Chronique "Si on me laisse dire", publiée dans le quotidien belge "La Dernière Heure" en marge du procès de Marc Dutroux et consorts. Le 16mars 2004.
A l’entendre depuis plusieurs jours, je me dis que le juge Langlois porte un costume trop grand pour lui. Surtout, il porte mal et lourd. C’est en effet avec très peu de finesse que, questionné hier par Jean-Denis Lejeune, il a admis que le témoignage qui fondait son refus d’aller au-delà de quatre témoins pour la reconstitution de l’enlèvement de Julie et Melissa était celui d’un certain sieur… Henry Dumont. Un détail ? Pas vraiment. On découvre ici, encore, un exemple très intéressant la «méthode Langlois».
Le problème de départ était donc celui de la reconstitution. Toute la lecture Langlois repose sur le témoignage d’une vieille dame. Mais voilà : le rapport du maître-chien présent sur le chemin de Fexhe, peu de temps après l’enlèvement, indique que Julie et Melissa sont allées à d’autres endroits et, en tous cas, plus loin que le lieu décrit par le témoin Henrotte! Peu disposé à élargir le champ de sa reconstitution, le juge a donc… écarté les constats du maître-chien.
C’est ainsi qu’il a construit une nouvelle théorie. Au soir du 24 juin 1995, le chien pisteur aurait reniflé l’odeur de la maman de Julie… et non pas celle de Julie elle-même.
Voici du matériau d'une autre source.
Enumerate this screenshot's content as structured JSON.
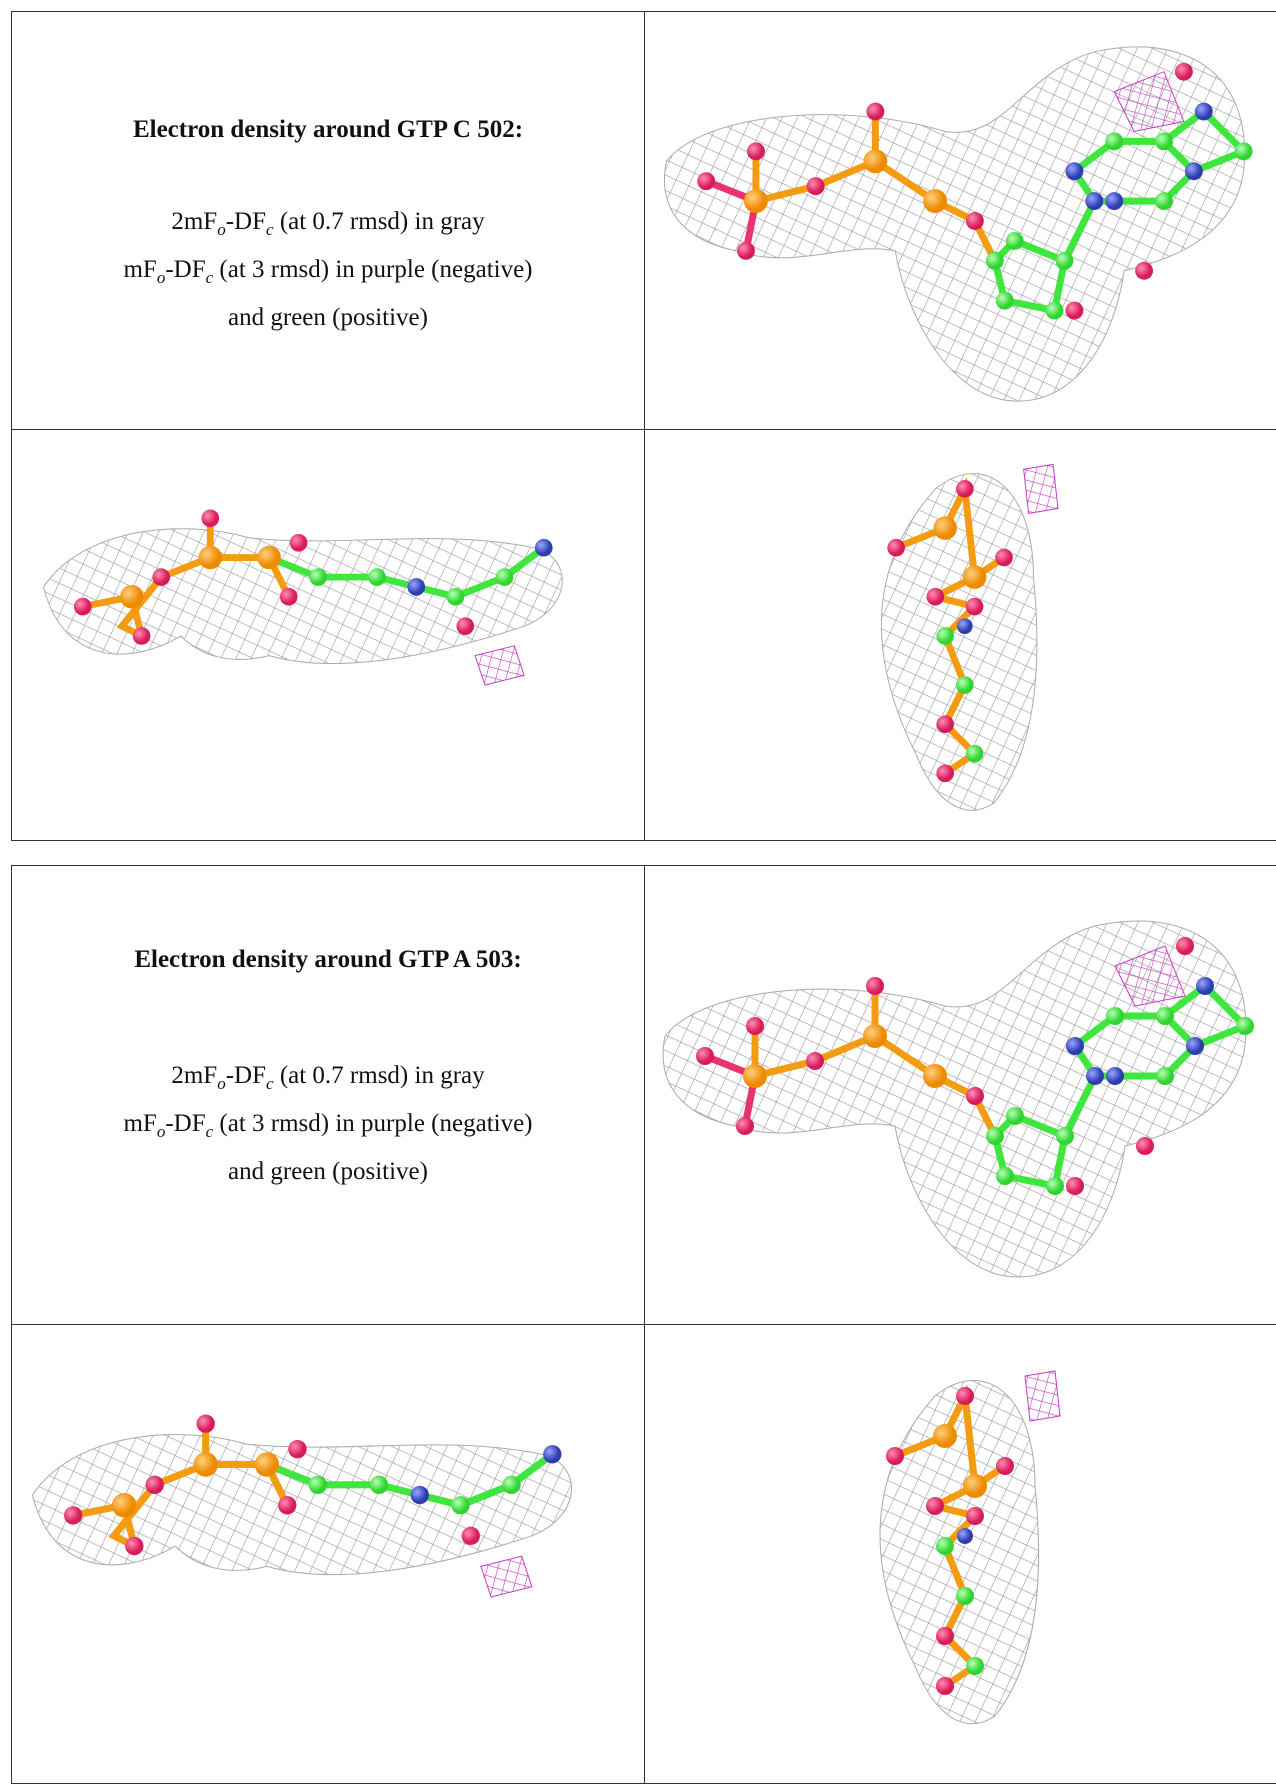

Comment se fait-il ? Jacques Langlois affirme qu’une taie d’oreiller a été utilisée et que Louisa Lejeune l’aurait touchée en refaisant le lit de sa petite fille, au matin de l’enlèvement. Nouveau «problème», pour Jacques Langlois : ce jour-là, Louisa n’a pas touché la taie. Elle l’a en tous cas dit et répété. Mais le magistrat ne la croit pas… Langlois l’a dit avec des gants, mais il l’a dit clairement aux jurés : «Vous comprenez bien qu’une maman, presque machinalement, remboure l’oreiller».
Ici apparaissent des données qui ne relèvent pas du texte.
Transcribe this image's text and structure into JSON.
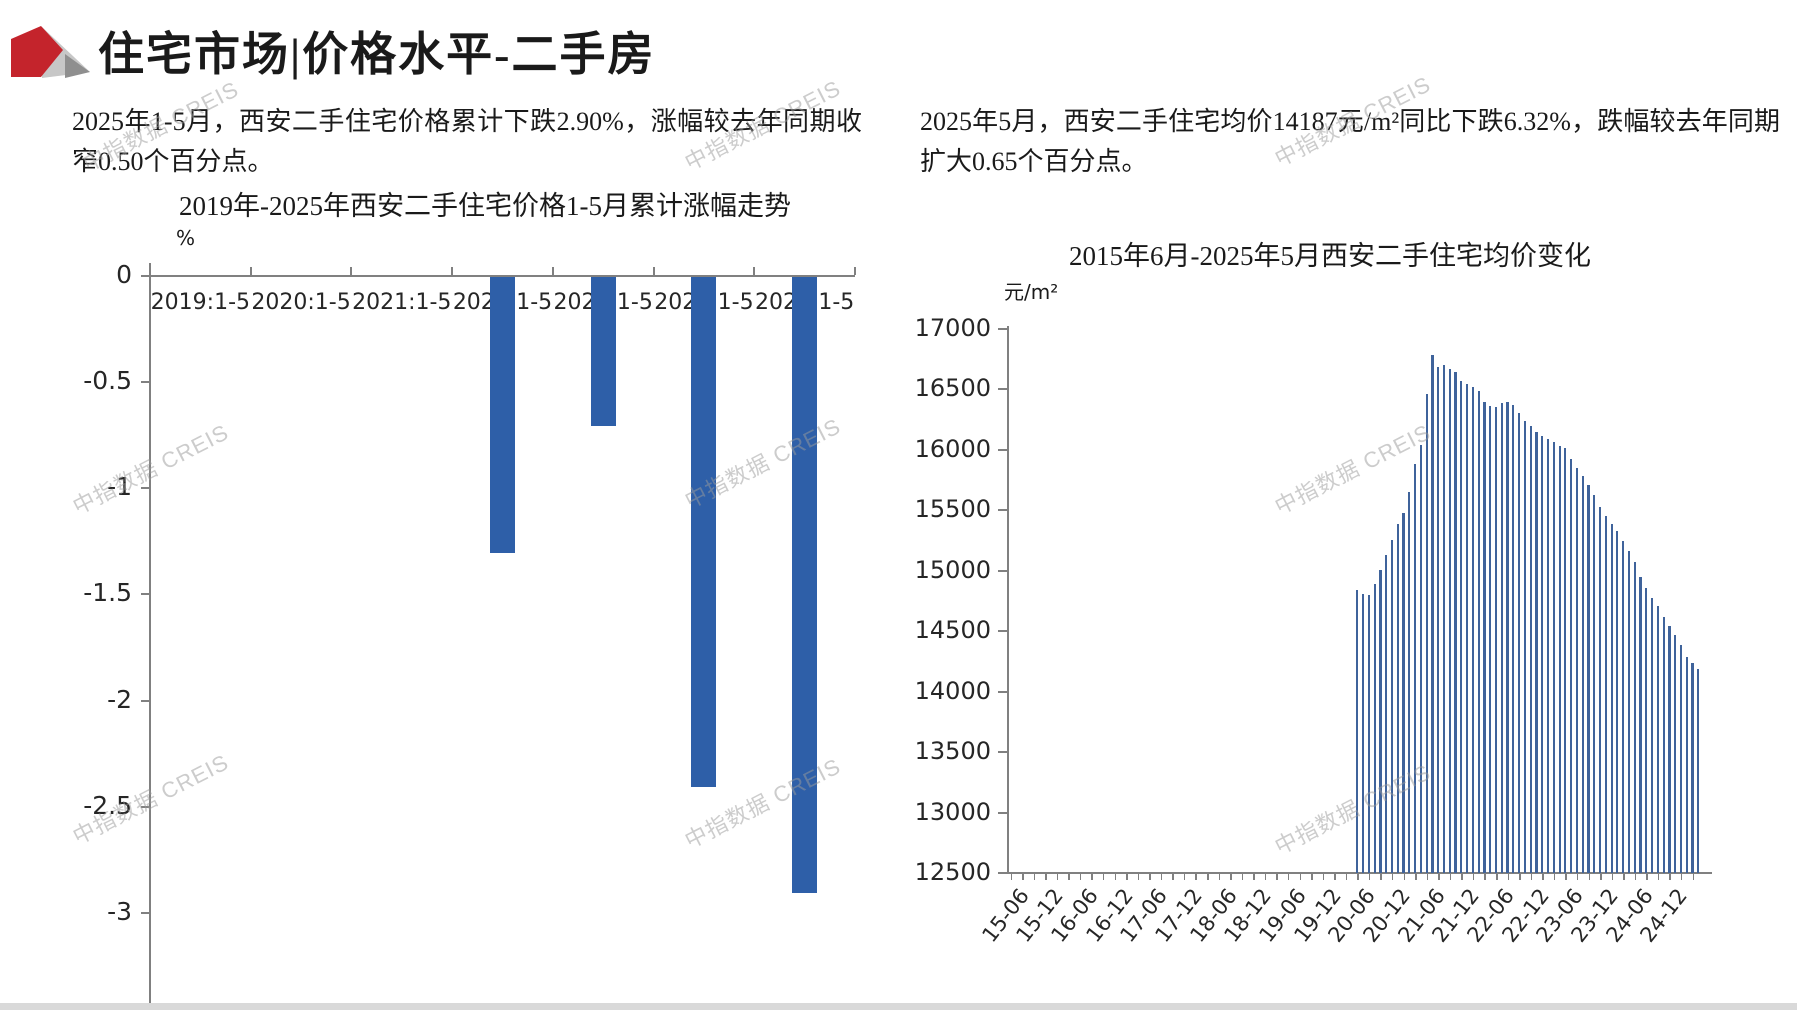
{
  "header": {
    "title": "住宅市场|价格水平-二手房",
    "logo": "creis-mark"
  },
  "watermark": {
    "text": "中指数据 CREIS"
  },
  "left_panel": {
    "paragraph": "2025年1-5月，西安二手住宅价格累计下跌2.90%，涨幅较去年同期收窄0.50个百分点。"
  },
  "right_panel": {
    "paragraph": "2025年5月，西安二手住宅均价14187元/m²同比下跌6.32%，跌幅较去年同期扩大0.65个百分点。"
  },
  "colors": {
    "left_bar": "#2e5fa8",
    "right_bar": "#3f639b",
    "axis": "#808080",
    "logo_red": "#c4242c",
    "logo_gray_light": "#c7c7c7",
    "logo_gray_dark": "#8f8f8f"
  },
  "chart_data": [
    {
      "id": "cumulative-change",
      "type": "bar",
      "title": "2019年-2025年西安二手住宅价格1-5月累计涨幅走势",
      "ylabel": "%",
      "categories": [
        "2019:1-5",
        "2020:1-5",
        "2021:1-5",
        "2022:1-5",
        "2023:1-5",
        "2024:1-5",
        "2025:1-5"
      ],
      "values": [
        0,
        0,
        0,
        -1.3,
        -0.7,
        -2.4,
        -2.9
      ],
      "y_ticks": [
        0,
        -0.5,
        -1,
        -1.5,
        -2,
        -2.5,
        -3
      ],
      "ylim": [
        -3.3,
        0
      ],
      "grid": false,
      "legend": "none"
    },
    {
      "id": "avg-price",
      "type": "bar",
      "title": "2015年6月-2025年5月西安二手住宅均价变化",
      "ylabel": "元/m²",
      "x_axis_start": "2015-06",
      "x_axis_end": "2025-05",
      "months_total": 120,
      "x_tick_labels": [
        "15-06",
        "15-12",
        "16-06",
        "16-12",
        "17-06",
        "17-12",
        "18-06",
        "18-12",
        "19-06",
        "19-12",
        "20-06",
        "20-12",
        "21-06",
        "21-12",
        "22-06",
        "22-12",
        "23-06",
        "23-12",
        "24-06",
        "24-12"
      ],
      "x_label_step_months": 6,
      "first_data_month": "2020-06",
      "first_data_month_index": 60,
      "values": [
        14841,
        14808,
        14799,
        14891,
        15004,
        15133,
        15258,
        15383,
        15475,
        15650,
        15883,
        16040,
        16465,
        16782,
        16682,
        16699,
        16665,
        16648,
        16573,
        16548,
        16523,
        16490,
        16399,
        16365,
        16352,
        16387,
        16400,
        16371,
        16304,
        16240,
        16199,
        16150,
        16116,
        16094,
        16066,
        16033,
        16016,
        15924,
        15849,
        15782,
        15707,
        15624,
        15524,
        15457,
        15391,
        15332,
        15249,
        15166,
        15074,
        14949,
        14858,
        14774,
        14708,
        14616,
        14541,
        14466,
        14383,
        14283,
        14235,
        14187
      ],
      "last_value_label": "14187",
      "y_ticks": [
        17000,
        16500,
        16000,
        15500,
        15000,
        14500,
        14000,
        13500,
        13000,
        12500
      ],
      "ylim": [
        12500,
        17000
      ],
      "grid": false,
      "legend": "none"
    }
  ]
}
Hier, Jean-Denis Lejeune a questionné Langlois : à part la taie –élément déjà contesté- y-a-il une donnée objective qui permettait au juge de remettre en cause les constats faits par le maître-chien en juin 1995 ? Et c’est comme cela que le magistrat a ressorti le témoin Dumont de son chapeau… Témoin auquel il donne plus de crédibilité qu’au maître chien! Il est vrai que cette personne a fait… des déclarations à la RTBF qui ont été recopiées sur un procès-verbal. Belle enquête, n’est-ce pas? Le plus intéressant est à venir. Car le témoin Dumont est aussi celui qui a reconnu Michel Lelièvre comme présent à Grâce Hollogne, au lendemain de l’enlèvement de Julie et Melissa… Mais quand il témoigne de ce fait là… Dumont n’est pas jugé crédible.
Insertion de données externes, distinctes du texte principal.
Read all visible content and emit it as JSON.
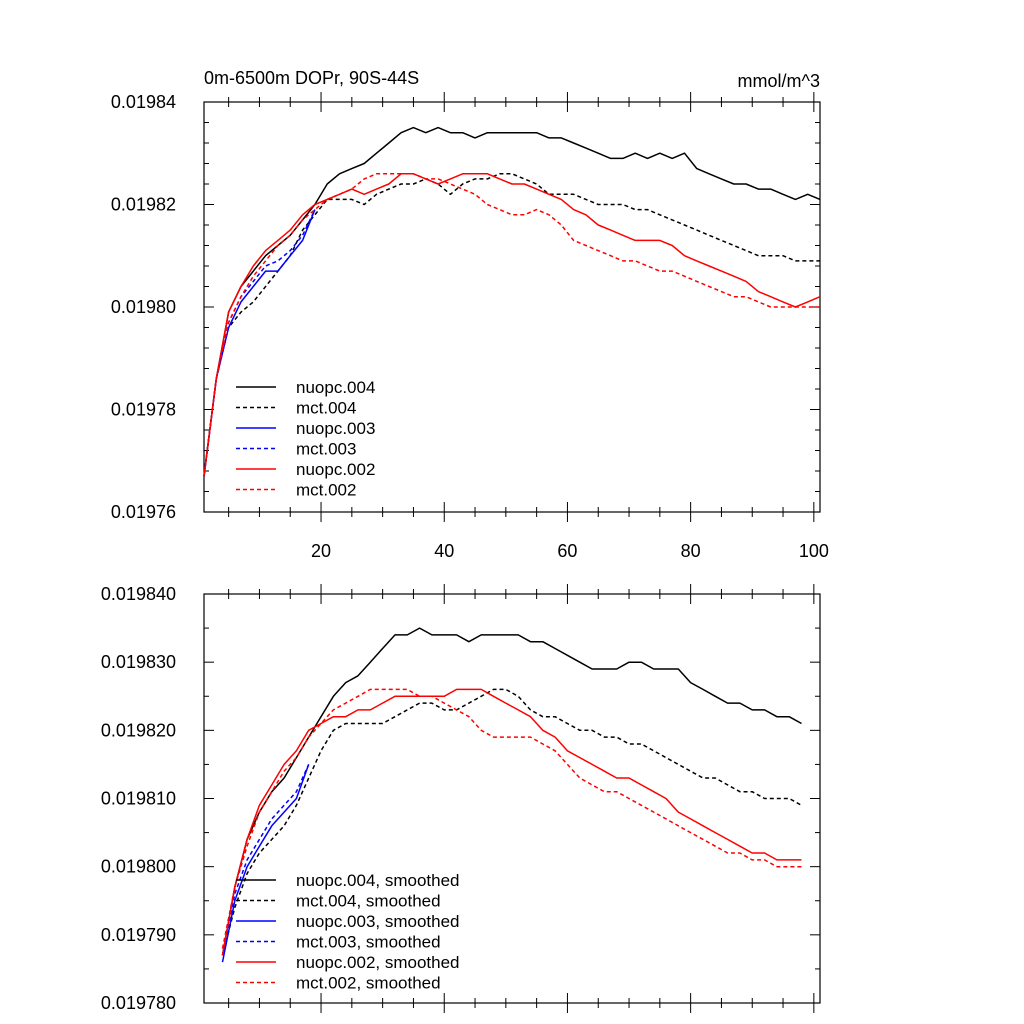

Visiblement, Monsieur le Juge a ses témoins. On l’a déjà vu, chez les amis de Nihoul -dont le repris de justice Michel Van der Elst-, Langlois a cherché la cohérence dans plusieurs de leurs témoignages contradictoires. Pour le magistrat, ce sont là de bons témoins. Chez les témoins de Bertrix à charge de Nihoul, il a cherché les incohérences plutôt que ce qui collait. Ce sont donc des mauvais témoins. D’ailleurs, ils sont si nombreux… Mais il y a aussi, dans ce mauvais polar, des témoins qui sont à la fois bon et mauvais ! C’est donc le cas du sieur Dumont qui est jugé assez crédible pour contrecarrer à lui seul un rapport de police (celui du maître chien) et pour déterminer les conditions de la reconstitution… Mais lorsqu’il met en cause Lelièvre, il n’est plus cru par le juge…
Les questions chirurgicales de Jean-Denis Lejeune ont aussi démontré, si cela était encore nécessaire, que les principaux témoins de l’instruction Langlois, ceux qu’il a le plus crus dans cette affaire, ne sont autres que Marc Dutroux et Michelle Martin… Notamment quant aux quantités de nourriture qu’ils auraient laissée à Julie et Melissa lorsqu’elles étaient détenues à Marcinelle.